The Russian nationalist politician argues that “the Declaration of the State Sovereignty of the RSFSR,” the anniversary of which is now marked as the Day of Russia, “was our respond to corresponding documents about sovereignty or about independence by separatists in the Baltic republics, Moldova and Georgia” (business-gazeta.ru/article/704511).
Only the naïve or those who wish to shift the blame to others can blame what the RSFSR did as a primary cause of the disintegration of the USSR because that declaration “presupposed the preservation of the Russian Federation as a legal state within a renewed USSR” rather than having the RSFSR go its own way, Baburin says.
In preparing the draft of the declaration, Baburin says, he “insisted that the state power and sovereignty of Russia belong not to the ethnic Russian and other peoples but to a single multi-national people of the Russian Federation. For me,” he continues, “such a formulation was very important.”
That is because had we “divided sovereignty within the country into Russian, Tatar, Mordvin, Yakut and so one parts, then the destroyers of the USSR would have been able to destroy the Russian Federation as well,” a danger that would remain if people don’t understand how such talk threatens the country.
Most of Baburin’s other comments in the course of a long interview as typical of those of Russian nationalists and imperialists like himself.
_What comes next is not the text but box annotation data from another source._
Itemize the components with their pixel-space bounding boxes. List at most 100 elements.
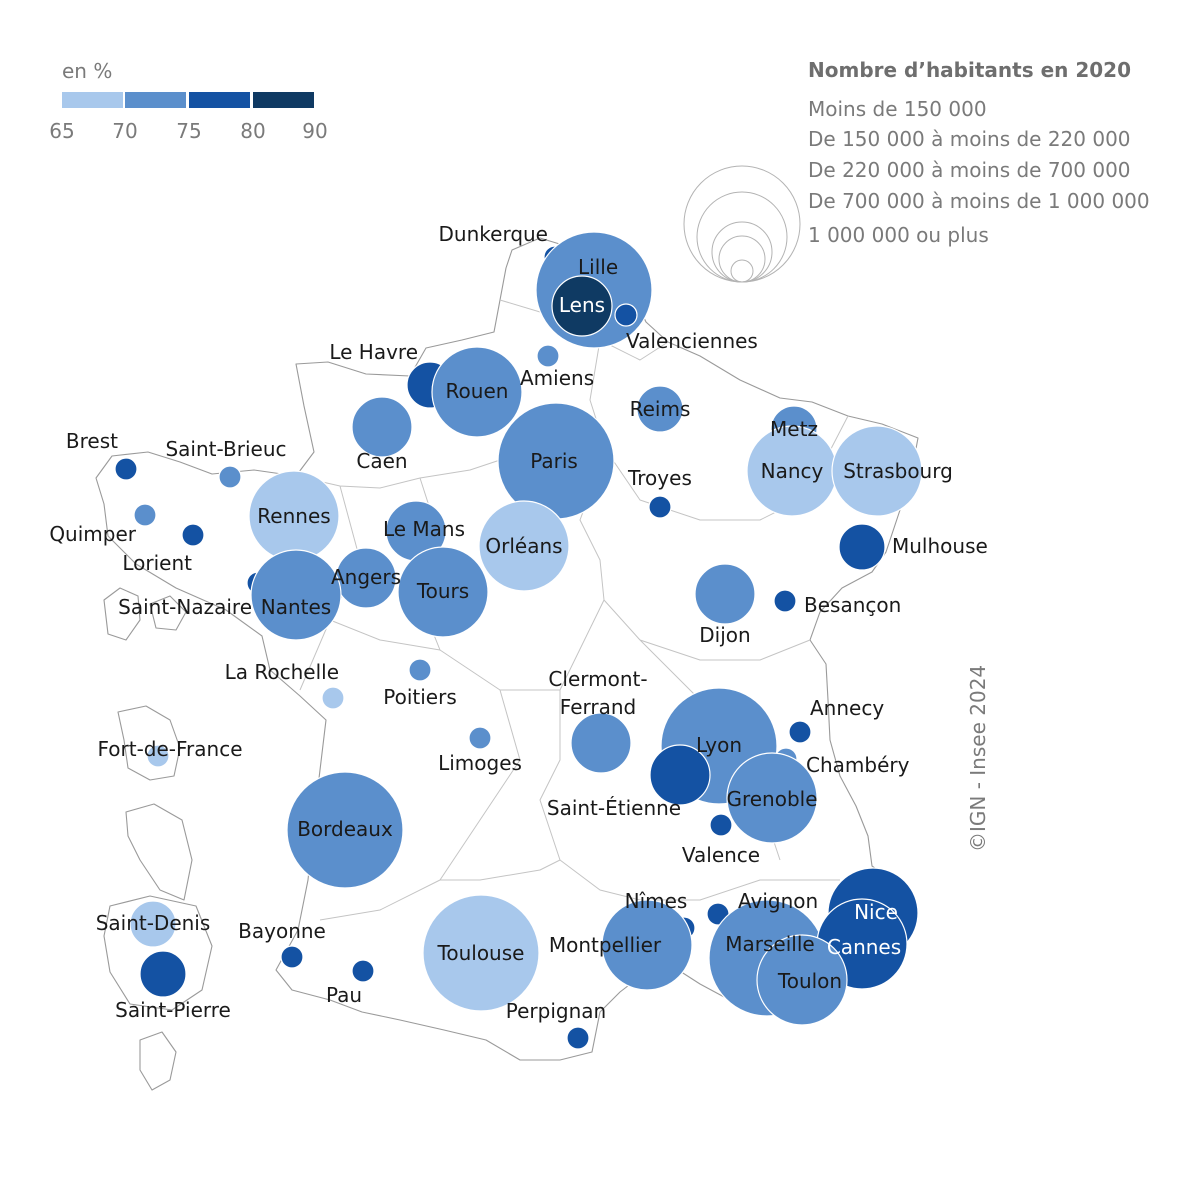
city-label-le-mans: Le Mans [383, 517, 465, 541]
color-class-swatch [189, 92, 250, 108]
city-label-lille: Lille [578, 255, 618, 279]
city-label-saint-brieuc: Saint-Brieuc [165, 437, 286, 461]
city-label-dijon: Dijon [699, 623, 750, 647]
city-bubble-saint-etienne [649, 744, 711, 806]
city-label-metz: Metz [770, 417, 818, 441]
color-legend: en % 65 70 75 80 90 [49, 59, 327, 143]
city-label-toulon: Toulon [777, 969, 842, 993]
city-label-saint-denis: Saint-Denis [96, 911, 211, 935]
color-legend-tick: 80 [240, 119, 265, 143]
city-bubble-clermont-ferrand [570, 712, 632, 774]
city-label-valence: Valence [682, 843, 760, 867]
city-label-limoges: Limoges [438, 751, 522, 775]
city-label-montpellier: Montpellier [549, 933, 662, 957]
city-label-bordeaux: Bordeaux [297, 817, 393, 841]
city-bubble-fort-de-france [146, 744, 170, 768]
city-bubble-toulon [756, 934, 848, 1026]
city-label-poitiers: Poitiers [383, 685, 457, 709]
size-legend-label: De 220 000 à moins de 700 000 [808, 158, 1131, 182]
guyane-outline [125, 803, 193, 901]
city-bubble-caen [351, 396, 413, 458]
mayotte-outline [139, 1031, 177, 1091]
city-label-grenoble: Grenoble [726, 787, 817, 811]
size-legend-circle [718, 235, 766, 283]
city-label-brest: Brest [66, 429, 118, 453]
martinique-outline [117, 705, 181, 781]
city-label-lyon: Lyon [696, 733, 742, 757]
city-label-angers: Angers [331, 565, 401, 589]
city-bubble-annecy [788, 720, 812, 744]
size-legend: Nombre d’habitants en 2020 Moins de 150 … [683, 58, 1150, 283]
size-legend-label: De 700 000 à moins de 1 000 000 [808, 189, 1150, 213]
city-bubble-montpellier [601, 899, 693, 991]
city-bubble-bayonne [280, 945, 304, 969]
size-legend-circle [730, 259, 754, 283]
city-bubble-perpignan [566, 1026, 590, 1050]
city-label-quimper: Quimper [49, 522, 136, 546]
color-class-swatch [125, 92, 186, 108]
city-label-fort-de-france: Fort-de-France [97, 737, 242, 761]
city-bubble-troyes [648, 495, 672, 519]
city-bubble-grenoble [726, 752, 818, 844]
reunion-outline [103, 895, 213, 1011]
city-label-annecy: Annecy [810, 696, 884, 720]
credit-text: ©IGN - Insee 2024 [966, 665, 990, 852]
city-bubble-saint-pierre [139, 950, 187, 998]
color-legend-tick: 70 [112, 119, 137, 143]
city-label-pau: Pau [326, 983, 362, 1007]
city-label-la-rochelle: La Rochelle [225, 660, 339, 684]
city-bubble-tours [397, 546, 489, 638]
city-bubble-toulouse [422, 894, 540, 1012]
city-bubble-orleans [478, 500, 570, 592]
color-legend-tick: 65 [49, 119, 74, 143]
size-legend-circle [711, 221, 773, 283]
color-legend-tick: 75 [176, 119, 201, 143]
city-label-mulhouse: Mulhouse [892, 534, 988, 558]
city-bubble-strasbourg [831, 425, 923, 517]
size-legend-circle [696, 191, 788, 283]
city-label-saint-nazaire: Saint-Nazaire [118, 595, 252, 619]
city-bubble-reims [636, 385, 684, 433]
city-label-nice: Nice [854, 900, 898, 924]
size-legend-label: 1 000 000 ou plus [808, 223, 989, 247]
city-label-bayonne: Bayonne [238, 919, 326, 943]
size-legend-label: De 150 000 à moins de 220 000 [808, 127, 1131, 151]
size-legend-circle [683, 165, 801, 283]
city-label-lens: Lens [559, 293, 605, 317]
city-bubble-brest [114, 457, 138, 481]
city-label-strasbourg: Strasbourg [843, 459, 953, 483]
city-label-orleans: Orléans [485, 534, 562, 558]
city-bubble-poitiers [408, 658, 432, 682]
city-label-paris: Paris [530, 449, 578, 473]
city-label-amiens: Amiens [520, 366, 594, 390]
city-label-marseille: Marseille [725, 932, 814, 956]
city-bubble-saint-denis [129, 900, 177, 948]
city-label-cannes: Cannes [827, 935, 901, 959]
city-bubble-la-rochelle [321, 686, 345, 710]
city-bubble-saint-brieuc [218, 465, 242, 489]
city-label-rennes: Rennes [257, 504, 330, 528]
city-label-nancy: Nancy [761, 459, 824, 483]
city-label-clermont-ferrand: Clermont-Ferrand [548, 667, 647, 719]
city-label-tours: Tours [416, 579, 469, 603]
city-bubble-dijon [694, 563, 756, 625]
city-label-avignon: Avignon [738, 889, 818, 913]
city-bubble-besancon [773, 589, 797, 613]
size-legend-label: Moins de 150 000 [808, 97, 987, 121]
city-label-saint-etienne: Saint-Étienne [547, 796, 681, 820]
city-bubble-mulhouse [838, 523, 886, 571]
city-label-nantes: Nantes [261, 595, 331, 619]
city-bubble-amiens [536, 344, 560, 368]
city-label-besancon: Besançon [804, 593, 901, 617]
city-label-lorient: Lorient [122, 551, 192, 575]
city-label-troyes: Troyes [627, 466, 692, 490]
city-label-rouen: Rouen [446, 379, 509, 403]
color-class-swatch [62, 92, 123, 108]
city-bubble-valence [709, 813, 733, 837]
city-bubble-valenciennes [614, 303, 638, 327]
color-class-swatch [253, 92, 314, 108]
city-bubble-lorient [181, 523, 205, 547]
city-bubble-nantes [250, 549, 342, 641]
guadeloupe-outline [103, 587, 187, 641]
But one stands out as very different. Instead of defending Moscow as the capital of the country, he urges that the Russian capital be shifted to the geographic center of the country and not to a major city but to a small one “like Washington.”
Indeed, he says, the capital should ultimately become what is now a small city of perhaps no more than 40,000 which could be developed and expanded but which would not have the problems of corruption and imagery that Moscow represents both objectively and subjectively in the minds of many.